THIS MAY BE remembered as the week in which the illusion that the bloodshed in Syria could be stopped by United Nations diplomats was destroyed once and for all. Inside the country, the killing sharply and sickeningly accelerated. In Washington, U.N. envoy Kofi Annan finally had to acknowledge that his calamitous peace initiative, which has provided the United States and its allies with an excuse for inaction for the past 11 weeks, “may be dead.”
Mr. Annan’s concession was forced in part by the latest massacre by a government-backed militia. In a village near Hama, some 80 people were butchered and their homes burned. A BBC reporter who visited the scene tweeted: “You can see that a terrible crime has taken place.” Like a massacre two weeks ago in another village, this was an instance of sectarian cleansing. The militia members came from the Alawite sect of Bashar al-Assad, while the victims were Sunni.
Even Mr. Annan has had to recognize the result of his initiative, which counted on voluntary compliance by Mr. Assad with steps that would doom his regime. “If things do not change, the future is likely to be one of brutal repression, massacres, sectarian violence and even all-out civil war,” Mr. Annan told the United Nations on Thursday. The envoy at last hinted that “pressure” and “consequences” for the Assad regime were called for.

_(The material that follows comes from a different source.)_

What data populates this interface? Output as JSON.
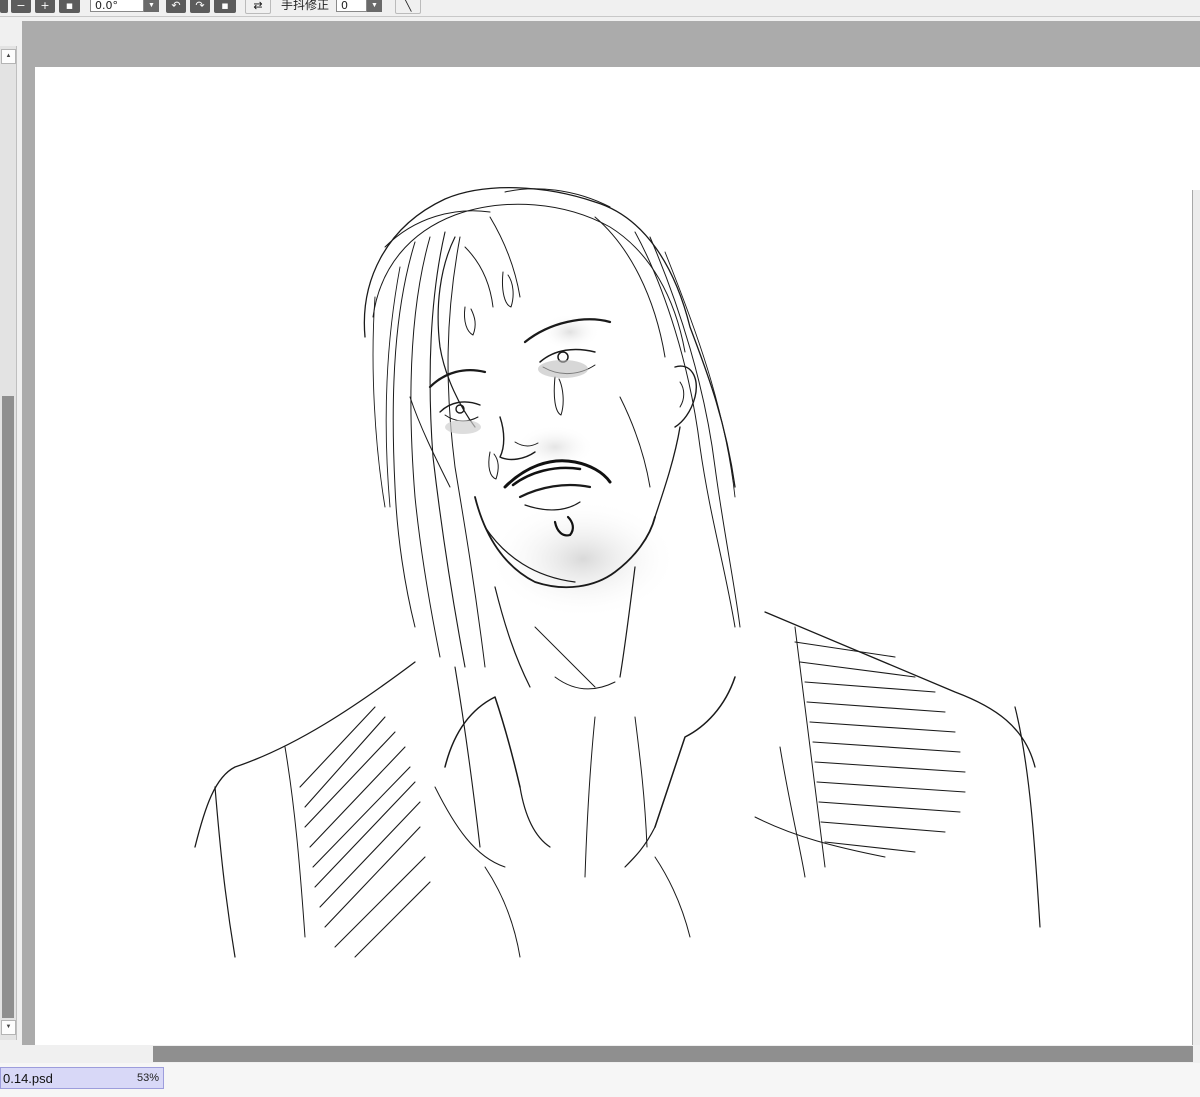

But Mr. Annan is mainly pushing a diplomatic initiative that is even more far-fetched: a “contact group” to settle on a plan for Syria that would include the permanent Security Council members as well as Saudi Arabia, Turkey . . . and Iran. Since Tehran is Mr. Assad’s closest ally, its inclusion would ensure either a solution that favored his regime or a deadlock. No wonder the Russian government, Mr. Assad’s other sponsor, has endorsed the idea and proposed a meeting in Moscow.

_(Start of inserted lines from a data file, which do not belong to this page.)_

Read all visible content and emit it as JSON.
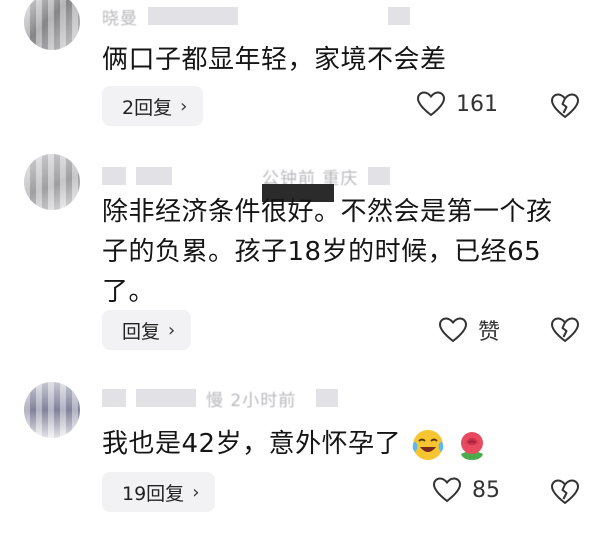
{
  "comments": [
    {
      "username": "晓曼",
      "text": "俩口子都显年轻，家境不会差",
      "reply_label": "2回复",
      "like_count": "161"
    },
    {
      "username": "",
      "meta_partial": "公钟前 重庆",
      "text": "除非经济条件很好。不然会是第一个孩子的负累。孩子18岁的时候，已经65了。",
      "reply_label": "回复",
      "like_count": "赞"
    },
    {
      "username": "",
      "meta_partial": "慢 2小时前",
      "text": "我也是42岁，意外怀孕了",
      "reply_label": "19回复",
      "like_count": "85"
    }
  ],
  "icons": {
    "like": "heart-outline-icon",
    "dislike": "broken-heart-icon",
    "reply_chevron": "chevron-right-icon",
    "emoji_1": "laughing-crying-face-icon",
    "emoji_2": "rose-icon"
  },
  "colors": {
    "reply_button_bg": "#f2f2f4",
    "text": "#151515",
    "icon": "#333333"
  }
}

The Obama administration continues to oppose measures that might head off the looming catastrophe, such as the creation of protected zones for the Syrian opposition. But it is at least resisting Mr. Annan’s bad idea. Even before meeting him, Secretary of State Hillary Rodham Clinton rejected the idea of including Iran in a contact group.
Ms. Clinton also laid out some specific and worthy parameters for a transition in Syria in a meeting Thursday with the Friends of Syria group in Istanbul. Ms. Clinton and a State Department briefer said these include Mr. Assad’s “full transfer of power” and departure from Syria; a “representative and inclusive interim government” that leads to “free and fair elections”; and “civilian control of the military and security forces.” It’s hard to imagine Iran accepting those terms; for Russia, they would install a political model in Damascus that Vladimir Putin is fighting to prevent in Moscow.

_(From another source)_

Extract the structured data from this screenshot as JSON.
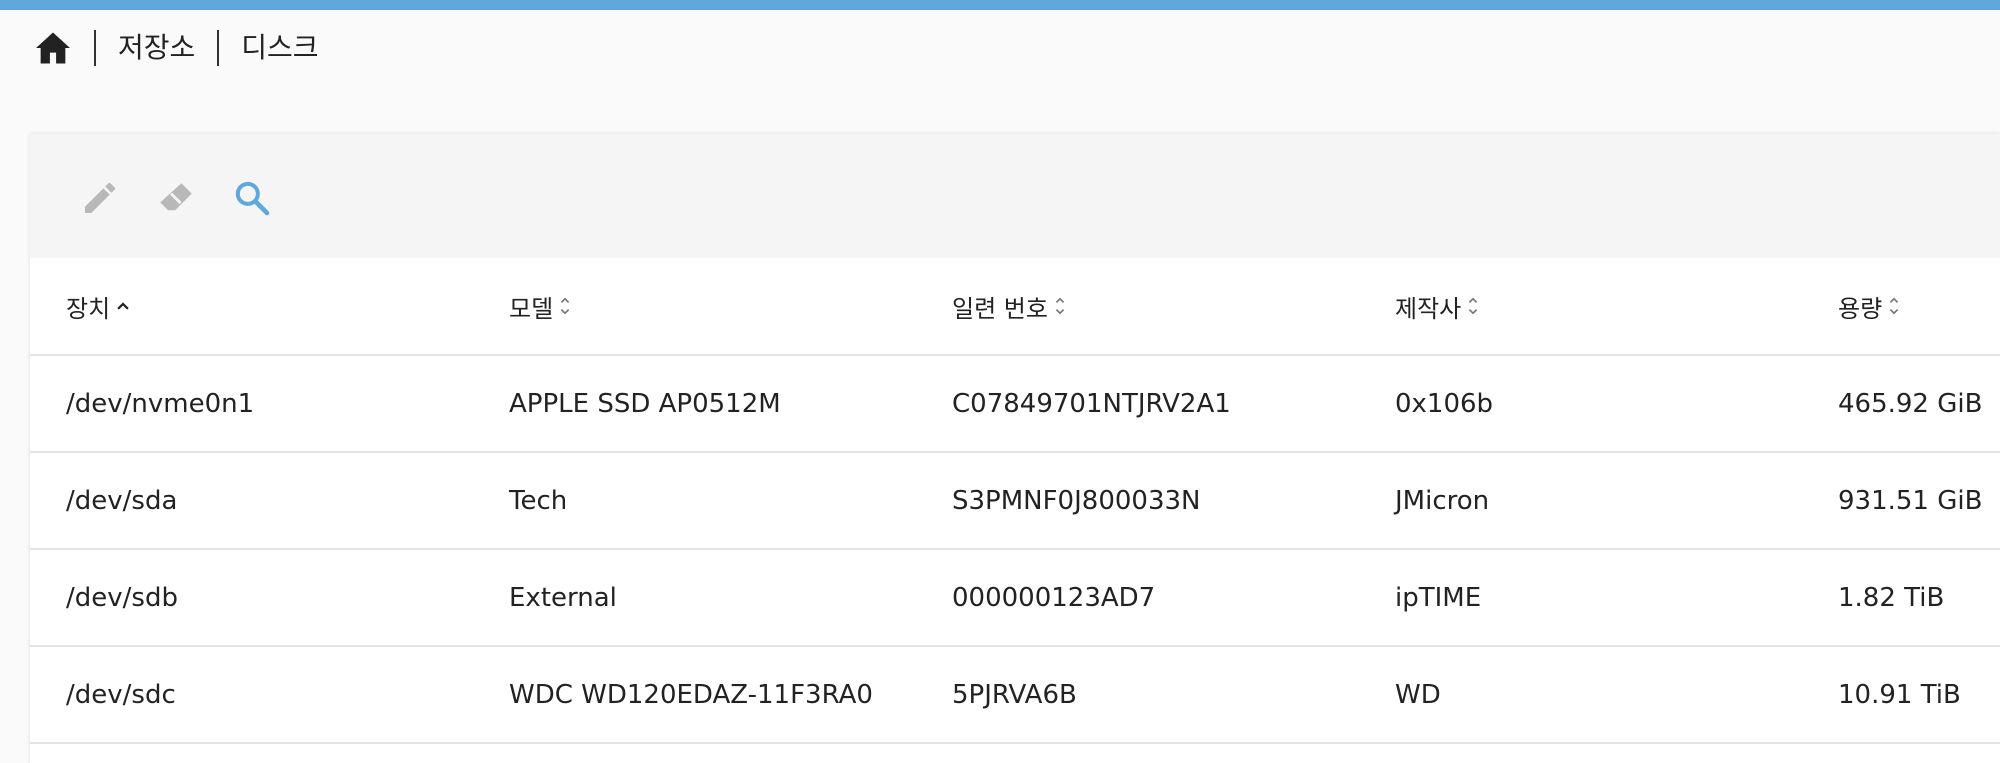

The administration must now face how it can realistically achieve those aims. As we’ve said before, there’s a lot the United States could do, well short of invasion but well beyond the rhetoric-and-resolution approach it’s taken for more than a year. In Istanbul, Ms. Clinton discussed greater coordination of international aid for the Syrian opposition and a tightening of economic sanctions. These are steps in the right direction; but the transition in Syria will begin only when Mr. Assad is confronted with irresistible force.